When England Women take to the Keepmoat Stadium to take on Latvia, all eyes will be on young goalkeeper Hannah Hampton, who could make her Lionesses debut, which would be the most incredible moment for someone who has had to work harder than most to get to this point.
The Aston Villa goalkeeper was born with extremely bad vision and had to undergo several operations when she was a child, and when she first got into football, she was a striker, but following her transition in between the sticks, she was told she wouldn’t be able to play sport because of her having no depth perception. And yet here she is, a member of Sarina Wiegman’s impressive Lionesses squad and she is savouring every single moment of this fairytale.
Speaking to BBC Sport following her call-up, the 21-year-old said: “I have no depth perception, so I can’t judge distances – so being a goalkeeper doesn’t really make a lot of sense.
“I wasn’t supposed to play and I wasn’t allowed to do certain jobs. Finding that out made me more determined to get to the highest level possible. It was always my passion to do sport and it was my dream.”
The young shot-stopper, who joined Aston Villa from rivals Birmingham City in the summer, along with boss Carla Ward, spent five years with the Blues. Before that, she had spent five years of her youth in Spain and was scouted by Villarreal, initially as a forward. She returned to England in 2010 and joined the Stoke City Centre of Excellence and it was then in 2016 when she was brought to the Blues by Manchester United boss Marc Skinner who at the time was Academy Director before later becoming the club’s first team manager. It was Skinner who introduced her to senior football when he selected her for a League Cup game against Doncaster Belles in November 2017 when she was just 16 years old. Hampton grasped her opportunity with both hands and following a string of fine performances, she was handed her first professional contract a month later.

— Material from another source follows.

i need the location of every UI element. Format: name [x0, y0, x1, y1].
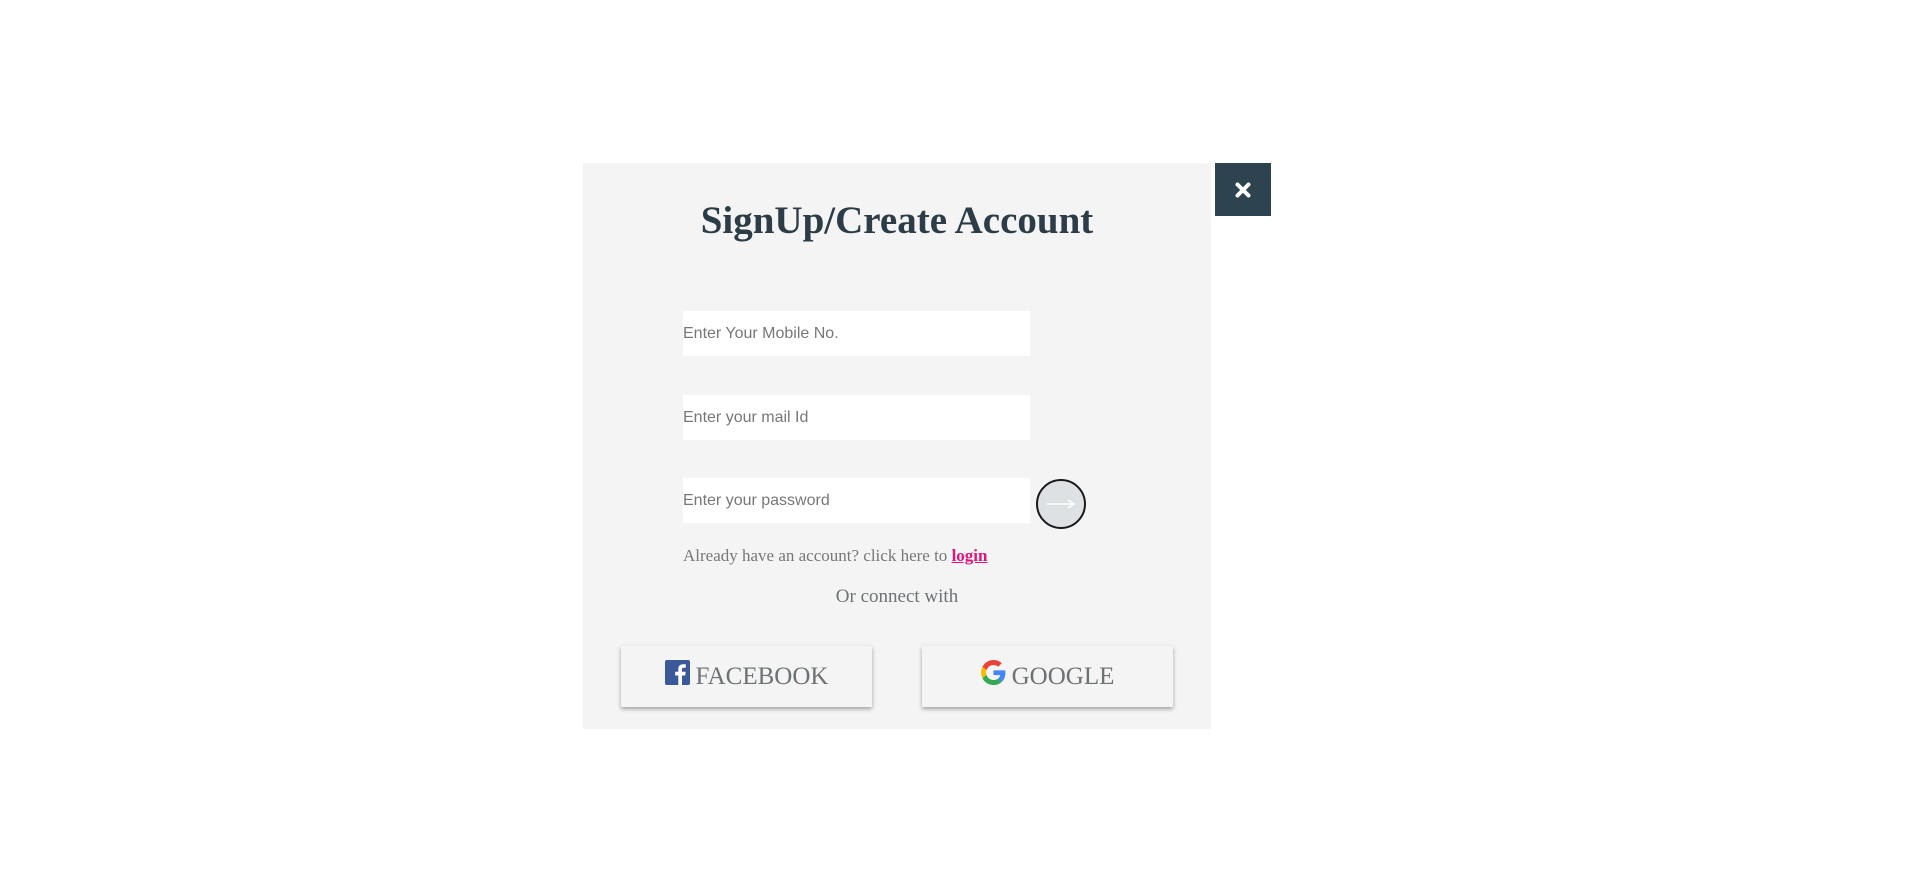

Hampton then solidified her position in the first team when one of the finest keepers in the world, Ann-Katrin Berger joined Chelsea and her career has been on an upward trajectory ever since. In her final two seasons in the blue half of Birmingham, she played 34 out of 35 Women’s Super League games, keeping six clean sheets, along with an impressive save percentage of 66.5% - astonishing considering the disadvantage she has to her opposite number in each game. Her ability has carried her so far but it is also her will and determination to prove people wrong that has made up the rest of her inspirational journey so far – and that is why when Ward made the cross city divide in the summer, Hampton was one of her first recruits at Villa, showing how much faith she has in the youngster.
Her story is what makes her a great role model to young people who are told that they can’t do something and Hampton has fully embraced being someone to look up to.
She said: “I’ve always told the younger generation that if you can’t follow your own dreams, what are you going to do in life? You’ve got to follow your dreams and, sat here right now, I can say that I’ve done that.”
There is the chance of further surgery on the cards, but with her thriving in the WSL and fighting for the England number one jersey, she doesn’t see it as needed. And of course, she is no stranger to the England set-up. She has represented her country previously at under-15, under-16, under-17, under-18, under-19 and under-21 level. So understandably she has always stood out in the England camp and why her senior call-up was fully warranted.
With the new Lionesses recruit being just 21 years of age, she is likely to make an exciting international career for herself in the many years to come, and it would be fantastic for the ink to hit the page of her first England chapter if she were to collect her first cap against Latvia on Tuesday evening.